Prior to finding a home, investors will want to conduct the appropriate research. You will need to consider the following:

  • Seller representations
  • Home inspections
  • Sewer & plumbing conditions
  • Local schools
  • Zoning restrictions
  • Potential neighborhood issues
  • Public transportation
  • ”Walkability”
  • More

Having a real estate agent, or even an entire team for that matter, on your side can help you obtain this information. Working with the right person will make sure that this information is accurate and conducive to a timely and profitable transaction. When choosing a partner, consider the following:

  • Buyer’s Agent
  • Investor
  • Attorney or Title Company

Don’t Forget The Home Inspection

Real estate investing requires an acute attention to detail. There is perhaps no other business in which due diligence is more important. Having said that, investors are advised to personally oversee every aspect of their transaction – no exceptions. In the event a seller provides you with an inspection report, kindly thank them for their effort, but insist you will conduct an inspection of your own. There are too many variables out of your control if you rely on the inspection of someone you are not familiar with. This does not mean you don’t trust the seller. It simply demonstrates your work ethic and attention to detail. Moreover, the inspection is too important to leave in the hands of someone else.

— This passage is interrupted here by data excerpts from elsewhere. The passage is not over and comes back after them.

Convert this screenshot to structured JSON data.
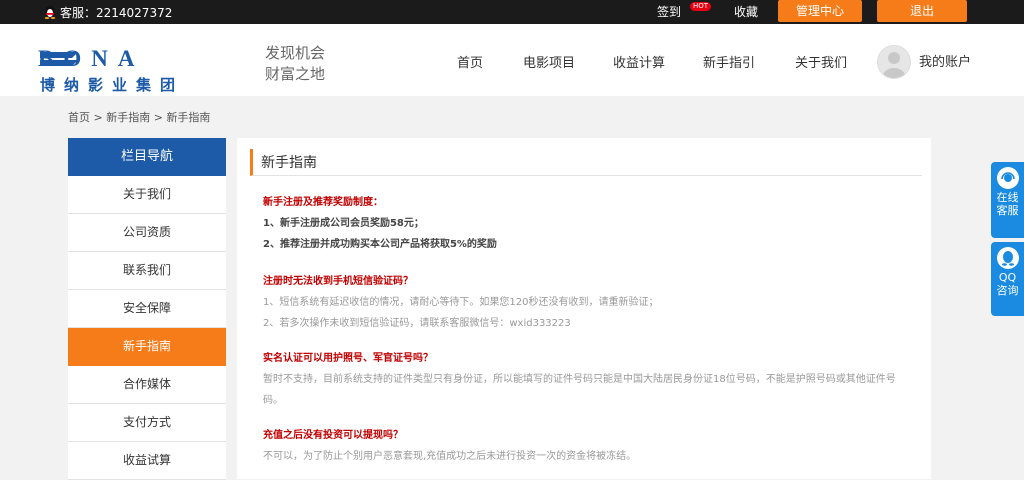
{
  "topbar": {
    "service_text": "客服：2214027372",
    "sign_in": "签到",
    "hot_badge": "HOT",
    "favorite": "收藏",
    "manage_center": "管理中心",
    "logout": "退出"
  },
  "header": {
    "logo_text": "BONA",
    "logo_subtext": "博纳影业集团",
    "slogan_line1": "发现机会",
    "slogan_line2": "财富之地",
    "nav": [
      "首页",
      "电影项目",
      "收益计算",
      "新手指引",
      "关于我们"
    ],
    "account": "我的账户"
  },
  "breadcrumb": {
    "item1": "首页",
    "sep": ">",
    "item2": "新手指南",
    "item3": "新手指南"
  },
  "sidebar": {
    "title": "栏目导航",
    "items": [
      "关于我们",
      "公司资质",
      "联系我们",
      "安全保障",
      "新手指南",
      "合作媒体",
      "支付方式",
      "收益试算"
    ],
    "active_index": 4
  },
  "content": {
    "title": "新手指南",
    "sections": [
      {
        "question": "新手注册及推荐奖励制度：",
        "lines": [
          "1、新手注册成公司会员奖励58元；",
          "2、推荐注册并成功购买本公司产品将获取5%的奖励"
        ]
      },
      {
        "question": "注册时无法收到手机短信验证码？",
        "lines": [
          "1、短信系统有延迟收信的情况，请耐心等待下。如果您120秒还没有收到，请重新验证；",
          "2、若多次操作未收到短信验证码，请联系客服微信号：wxid333223"
        ]
      },
      {
        "question": "实名认证可以用护照号、军官证号吗？",
        "lines": [
          "暂时不支持，目前系统支持的证件类型只有身份证，所以能填写的证件号码只能是中国大陆居民身份证18位号码，不能是护照号码或其他证件号码。"
        ]
      },
      {
        "question": "充值之后没有投资可以提现吗？",
        "lines": [
          "不可以，为了防止个别用户恶意套现,充值成功之后未进行投资一次的资金将被冻结。"
        ]
      }
    ]
  },
  "float": {
    "online_service_line1": "在线",
    "online_service_line2": "客服",
    "qq_line1": "QQ",
    "qq_line2": "咨询"
  },
  "colors": {
    "accent_orange": "#f67c1a",
    "nav_blue": "#1d5aa8",
    "float_blue": "#1a8be0",
    "question_red": "#c00000"
  }
}
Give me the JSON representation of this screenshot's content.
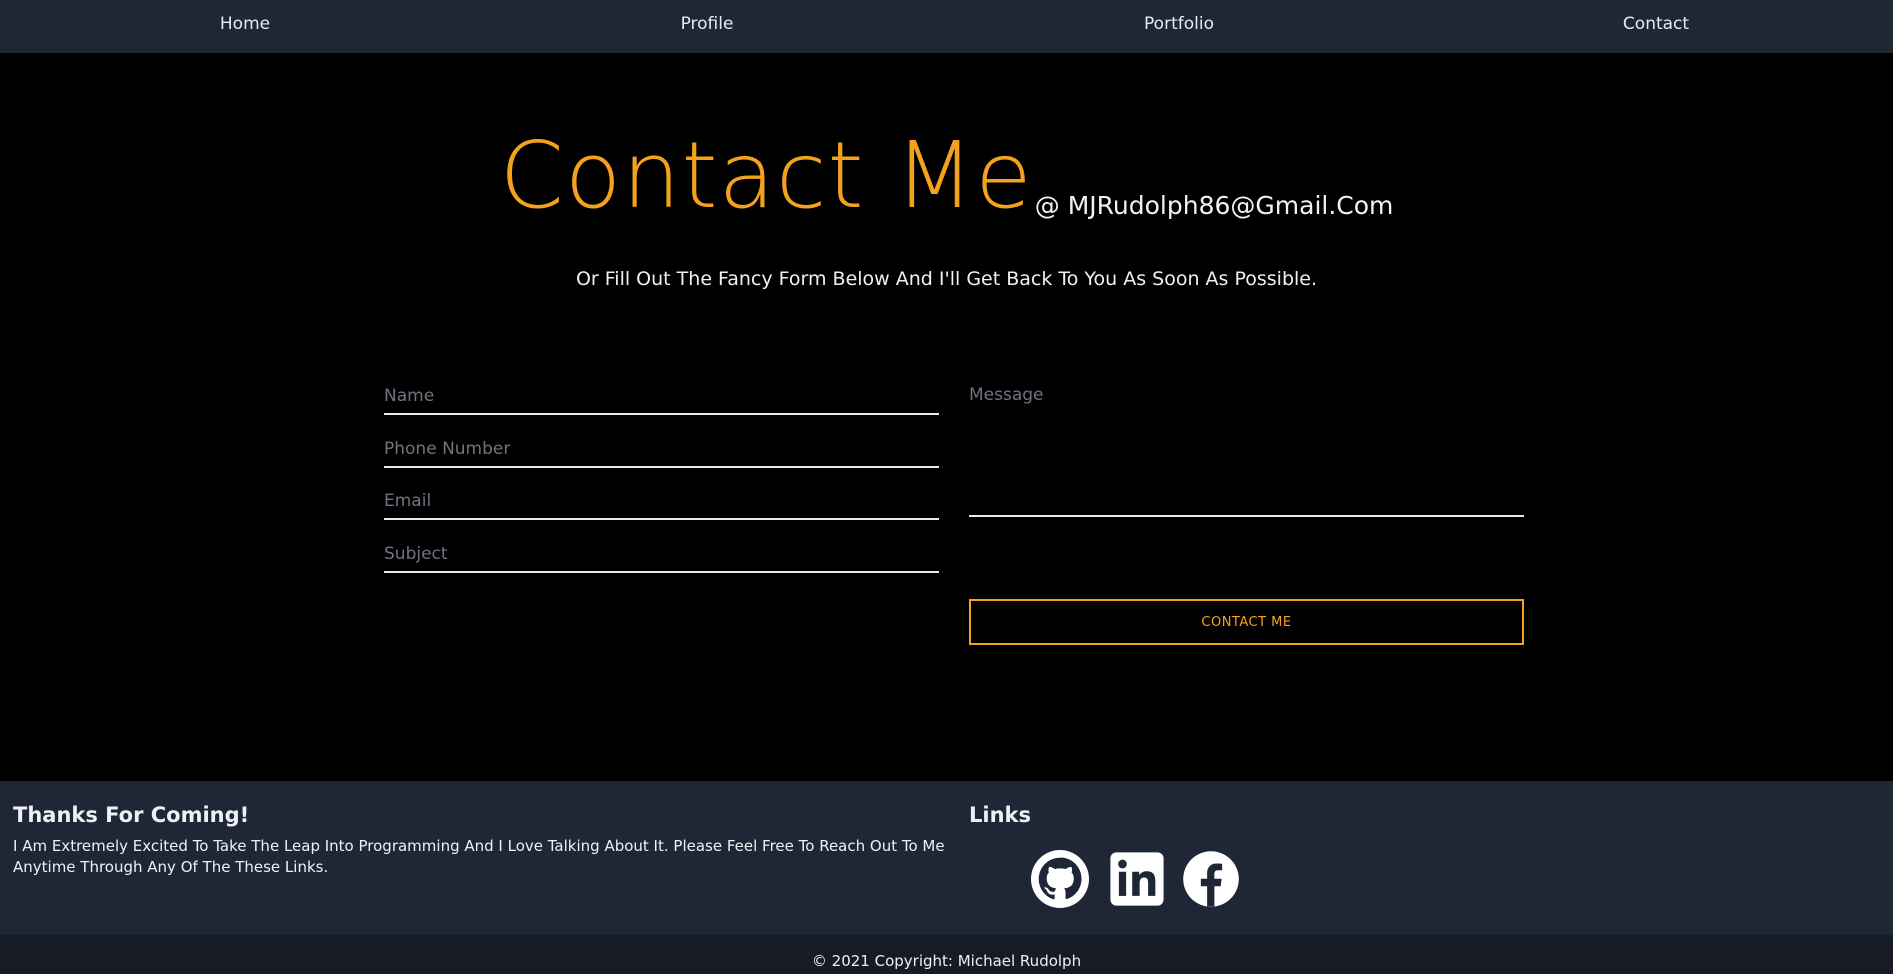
{
  "nav": {
    "items": [
      {
        "label": "Home"
      },
      {
        "label": "Profile"
      },
      {
        "label": "Portfolio"
      },
      {
        "label": "Contact"
      }
    ]
  },
  "hero": {
    "title": "Contact Me",
    "email": "@ MJRudolph86@Gmail.Com",
    "subtitle": "Or Fill Out The Fancy Form Below And I'll Get Back To You As Soon As Possible."
  },
  "form": {
    "name_placeholder": "Name",
    "phone_placeholder": "Phone Number",
    "email_placeholder": "Email",
    "subject_placeholder": "Subject",
    "message_placeholder": "Message",
    "submit_label": "CONTACT ME"
  },
  "footer": {
    "title": "Thanks For Coming!",
    "text": "I Am Extremely Excited To Take The Leap Into Programming And I Love Talking About It. Please Feel Free To Reach Out To Me Anytime Through Any Of The These Links.",
    "links_title": "Links",
    "social_icons": [
      "github-icon",
      "linkedin-icon",
      "facebook-icon"
    ],
    "copyright": "© 2021 Copyright: Michael Rudolph"
  },
  "colors": {
    "accent": "#f4a21d",
    "navbar_bg": "#1f2635",
    "footer_bg": "#1f2635",
    "copyright_bg": "#161b25",
    "page_bg": "#000000"
  }
}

Once you have made it clear that you would like to conduct an inspection of your own, hire an inspector you trust. Do not even consider inspecting the property on your own merits. Regardless of how much you think you know, every house is different and warrants the attention of a professional. Even something as trivial as the local weather or the land on which the property sits can influence the direction an inspector will proceed.

Once the inspection has been initiated, inspectors will look for defects or malfunctions in the systems of the home. Their evaluation will include, but is not limited to:

  • Structural damage
  • Roofing
  • Plumbing
  • HVAC system
  • Surrounding land
  • Grading
  • Drainage issues
  • Retaining walls
  • Pest control

A thorough evaluation will reveal any issues with the house. However, a good inspector will also point out issues that may arise in the future. The report will give you a good understanding of the work that needs to be done, therefore making your repair estimates more accurate.

Don’t Rush

The prospect of buying a home can affect investors in a number of different ways. For some, acquiring a home is something that is nothing more than routine. They have systems in place for every scenario and know exactly what they are doing. Of particular concern, however, are those with little to no experience. For “green” investors, buying a home can be a very daunting process. The magnitude of the impending purchase serves to compound any rash decisions. More often than not, new investors find themselves overwhelmed by the process and rush to the closing table.

Make no mistake; rushing into a purchase is a recipe for disaster. Neglecting due diligence will prevent you from viewing the process objectively. Before you know it, you are turning a blind eye to things that require the utmost attention. By the time you are ready to buy the home, your investment is already in jeopardy.

The key to patience requires an understanding of the housing industry. Savvy investors are aware that houses will come and go as sure as the sun will rise. More importantly, you do not need to settle. It is far better to pass on a home than it is to rush into a deal unprepared. Unless you are looking at a custom home, chances are you will be able to find exactly what you are looking for later down the road.

Conversely, rushing does not only apply to buying a home. Too many investors leave a deal too quickly. While some homes may lack curb appeal or certain criteria, they may excel in other areas that are less apparent but equally important. Look at each house as a whole purchase, as each will have their own set of positives and negatives. A simple and affordable repair could turn that ugly house you just drove by, into your dream home.